Synergy News & Blog: Bath Office
Where Earth and Heaven Meet …
It’s been long journey, since this statement was first used in connection with Bath Abbey. Five years after granting the Planning Permission and Listed Building Consent, the Footprint Project will be coming back to life once again in the heart of UNESCO World Heritage site. Proportionally much smaller, Phase 1 was successfully finished last year in July.
The City of Bath is of outstanding universal value for a number of cultural attributes. One of them being the spa complex founded by the Romans using the natural hot springs. Bath’s hot springs are the only ones in Britain. The water is very constant with a temperature of approximately 45oC and a total flow rate of 14-15 litres/sec, equalling over 1.2 million litres per day. The main flow rises in the Kings Spring in the Roman Baths Complex, flowing along the Great Drain to discharge into the River Avon near the weir in Parade Gardens.

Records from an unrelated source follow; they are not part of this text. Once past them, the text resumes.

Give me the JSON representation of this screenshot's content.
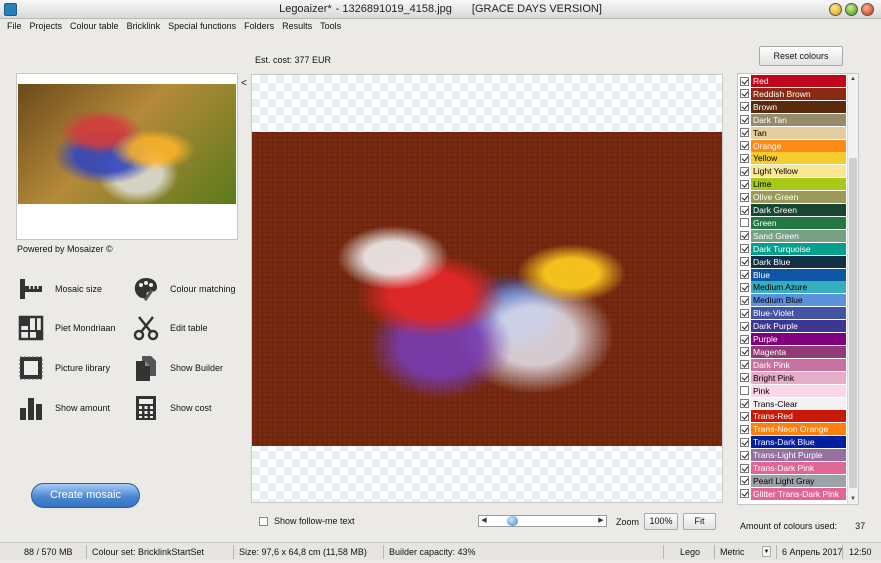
{
  "window": {
    "app_name": "Legoaizer*",
    "file_name": "- 1326891019_4158.jpg",
    "edition": "[GRACE DAYS VERSION]"
  },
  "menu": [
    "File",
    "Projects",
    "Colour table",
    "Bricklink",
    "Special functions",
    "Folders",
    "Results",
    "Tools"
  ],
  "left_panel": {
    "powered_by": "Powered by Mosaizer ©",
    "collapse_glyph": "<",
    "tools": [
      {
        "label": "Mosaic size",
        "icon": "ruler-icon"
      },
      {
        "label": "Colour matching",
        "icon": "palette-icon"
      },
      {
        "label": "Piet Mondriaan",
        "icon": "grid-icon"
      },
      {
        "label": "Edit table",
        "icon": "scissors-icon"
      },
      {
        "label": "Picture library",
        "icon": "picture-frame-icon"
      },
      {
        "label": "Show Builder",
        "icon": "documents-icon"
      },
      {
        "label": "Show amount",
        "icon": "bar-chart-icon"
      },
      {
        "label": "Show cost",
        "icon": "calculator-icon"
      }
    ],
    "create_button": "Create mosaic"
  },
  "center": {
    "est_cost": "Est. cost: 377 EUR",
    "follow_me_label": "Show follow-me text",
    "zoom_label": "Zoom",
    "zoom_value": "100%",
    "fit_label": "Fit",
    "slider_position": 0.18
  },
  "right_panel": {
    "reset_button": "Reset colours",
    "amount_label": "Amount of colours used:",
    "amount_value": "37",
    "colors": [
      {
        "name": "Red",
        "hex": "#c0061b",
        "text": "#ffffff",
        "checked": true
      },
      {
        "name": "Reddish Brown",
        "hex": "#8a2a12",
        "text": "#ffffff",
        "checked": true
      },
      {
        "name": "Brown",
        "hex": "#5a2a0e",
        "text": "#ffffff",
        "checked": true
      },
      {
        "name": "Dark Tan",
        "hex": "#958a6a",
        "text": "#ffffff",
        "checked": true
      },
      {
        "name": "Tan",
        "hex": "#e4cd9e",
        "text": "#000000",
        "checked": true
      },
      {
        "name": "Orange",
        "hex": "#fe8a18",
        "text": "#ffffff",
        "checked": true
      },
      {
        "name": "Yellow",
        "hex": "#f5cd2f",
        "text": "#000000",
        "checked": true
      },
      {
        "name": "Light Yellow",
        "hex": "#fbe696",
        "text": "#000000",
        "checked": true
      },
      {
        "name": "Lime",
        "hex": "#a5ca18",
        "text": "#000000",
        "checked": true
      },
      {
        "name": "Olive Green",
        "hex": "#9b9a5a",
        "text": "#ffffff",
        "checked": true
      },
      {
        "name": "Dark Green",
        "hex": "#184632",
        "text": "#ffffff",
        "checked": true
      },
      {
        "name": "Green",
        "hex": "#237841",
        "text": "#ffffff",
        "checked": false
      },
      {
        "name": "Sand Green",
        "hex": "#78a083",
        "text": "#ffffff",
        "checked": true
      },
      {
        "name": "Dark Turquoise",
        "hex": "#069e8e",
        "text": "#ffffff",
        "checked": true
      },
      {
        "name": "Dark Blue",
        "hex": "#143044",
        "text": "#ffffff",
        "checked": true
      },
      {
        "name": "Blue",
        "hex": "#0d56a6",
        "text": "#ffffff",
        "checked": true
      },
      {
        "name": "Medium Azure",
        "hex": "#36aebf",
        "text": "#000000",
        "checked": true
      },
      {
        "name": "Medium Blue",
        "hex": "#5a93db",
        "text": "#000000",
        "checked": true
      },
      {
        "name": "Blue-Violet",
        "hex": "#4354a3",
        "text": "#ffffff",
        "checked": true
      },
      {
        "name": "Dark Purple",
        "hex": "#3f3691",
        "text": "#ffffff",
        "checked": true
      },
      {
        "name": "Purple",
        "hex": "#81007b",
        "text": "#ffffff",
        "checked": true
      },
      {
        "name": "Magenta",
        "hex": "#923978",
        "text": "#ffffff",
        "checked": true
      },
      {
        "name": "Dark Pink",
        "hex": "#c870a0",
        "text": "#ffffff",
        "checked": true
      },
      {
        "name": "Bright Pink",
        "hex": "#e4adc8",
        "text": "#000000",
        "checked": true
      },
      {
        "name": "Pink",
        "hex": "#fcd7e8",
        "text": "#000000",
        "checked": false
      },
      {
        "name": "Trans-Clear",
        "hex": "#f2f2f2",
        "text": "#000000",
        "checked": true
      },
      {
        "name": "Trans-Red",
        "hex": "#c91a09",
        "text": "#ffffff",
        "checked": true
      },
      {
        "name": "Trans-Neon Orange",
        "hex": "#ff800d",
        "text": "#ffffff",
        "checked": true
      },
      {
        "name": "Trans-Dark Blue",
        "hex": "#0020a0",
        "text": "#ffffff",
        "checked": true
      },
      {
        "name": "Trans-Light Purple",
        "hex": "#96709f",
        "text": "#ffffff",
        "checked": true
      },
      {
        "name": "Trans-Dark Pink",
        "hex": "#df6695",
        "text": "#ffffff",
        "checked": true
      },
      {
        "name": "Pearl Light Gray",
        "hex": "#9ca3a8",
        "text": "#000000",
        "checked": true
      },
      {
        "name": "Glitter Trans-Dark Pink",
        "hex": "#df6695",
        "text": "#ffffff",
        "checked": true
      }
    ]
  },
  "status": {
    "memory": "88 / 570 MB",
    "colour_set": "Colour set: BricklinkStartSet",
    "size": "Size: 97,6 x 64,8 cm (11,58 MB)",
    "builder_capacity": "Builder capacity: 43%",
    "brand": "Lego",
    "unit": "Metric",
    "date": "6 Апрель 2017",
    "time": "12:50"
  }
}
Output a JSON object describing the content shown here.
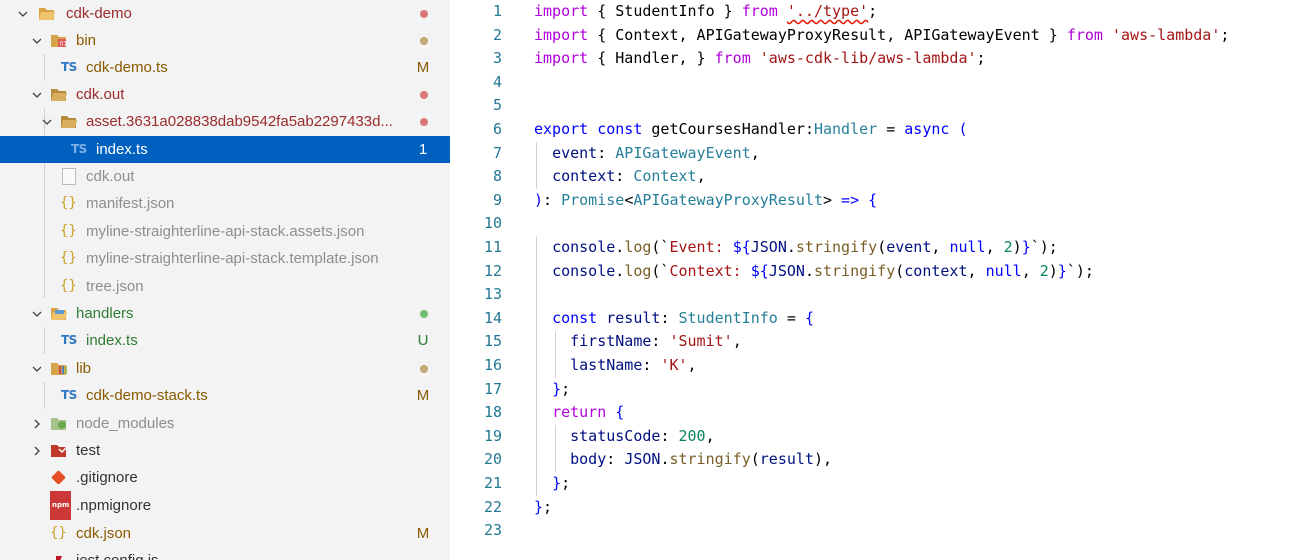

The Great Drain has played a crucial – but largely hidden – role in the life of the city for hundreds of years. It is large enough to walk down and still performs its original purpose. Therefore, there is great potential to extract heat energy from the hot spring water. Over several years, Bath Abbey was actively seeking and discussing options of how to use the hot spring water in heating buildings and hot water. Eventually, the mechanical engineers came up with optimal solution and so a Hot Spring Water Heat Recovery system is a part of Footprint Project. The system will consist of close-loop ‘Energy Blade’ type heat exchangers submerged in the Great Drain below York Street, with heat pumps in the Bath Abbey boiler plant room, along with interconnecting and associated pipework and fittings and other ancillary items.